They've overtaken movie theatres, apartment complexes, clothing stores and military barracks.

Bedbugs have returned to both northeastern U.S. and Canada with a vengeance, and now experts are gathering to discuss how to stop them in their tiny little tracks.

The tiny, apple-seed-shaped bugs were once all but eradicated a few decades ago, but their populations have surged in recent years, presumably after developing resistance to the common pesticides now used against them.

To discuss how to fight the creepy crawlies, around 400 bedbug experts and pest control workers have gathered for a sold-out, two-day summit in a Chicago suburb this week.

The summit includes seminars from researchers, as well as trade show displays from pest control service vendors showing off the latest weapons and technologies.

New York City is thought to be the epicentre for the bedbug outbreak, with the bugs turning up everywhere from posh apartments to housing projects. Just this week, Nike Inc. said it was temporarily closing its Niketown store in New York City, after it found an infestation of the bloodsucking pests.

The pest control company Terminix listed New York, Philadelphia and Detroit as the three most bedbug-infested cities, based on call volume to its service centres.

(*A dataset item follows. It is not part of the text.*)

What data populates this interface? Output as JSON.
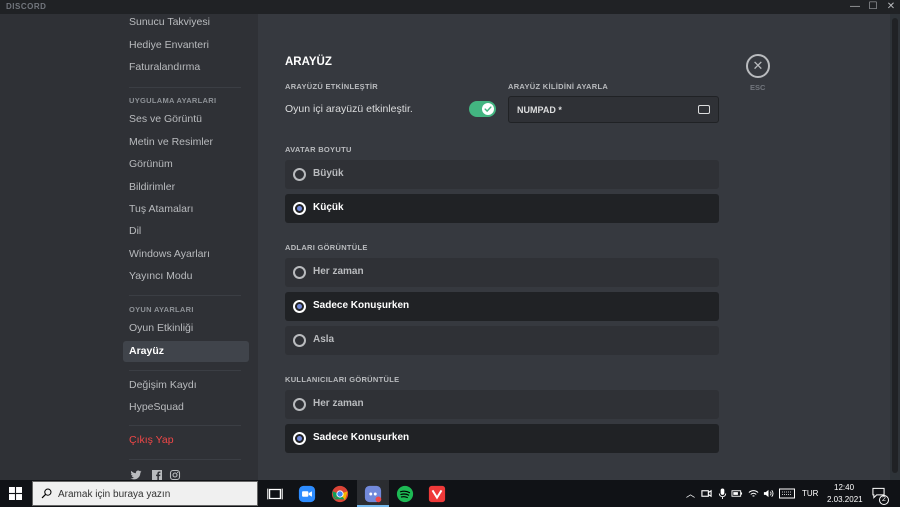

Bedbugs, which feast on blood at night, all but vanished by the 1940s with the widespread use of DDT. But when DDT was banned in the early 1970s, other chemicals were used instead.

But now the bugs appear to have developed resistance to those chemicals, leaving exterminators with fewer weapons in their arsenal.

The problem was worsened in the U.S. after a 1996 law required older pesticides to be re-evaluated based on more stringent health standards. That led to a ban on the indoor use of a key bedbug-fighting insecticide, called propoxur.

In Ohio, where bedbug infestations are widespread in Cincinnati, Columbus, and other cities, authorities are pleading with federal regulators to allow them to use propoxur, even though it's been deemed a "probable carcinogen."

About 25 other states are supporting Ohio's request for an emergency exemption.

Without insecticides, the bedbug fight can become herculean. The tiny critters can live an entire year between feedings, hiding behind baseboards or between floorboards while lying in wait for their next victim.

The bug – technically named Cimex lectularius -- also can be spread easily, often catching rides to new homes in luggage, handbags and clothing.

Bedbugs cause itchy bite marks and in those sensitive to their bites, allergic skin reactions such as hives.

The one bit of good news is that bedbugs don't appear to spread disease. In a study released last year in JAMA, the Journal of the American Medical Association, a team of medical entomologists from Mississippi State University reviewed dozens of studies on bedbugs and concluded there is little evidence that disease transmission has ever occurred because of bedbugs.

"To our knowledge, no study to date has demonstrated bed bug 'vector competence' (the ability to acquire, maintain, and transmit an infectious agent)," the authors wrote.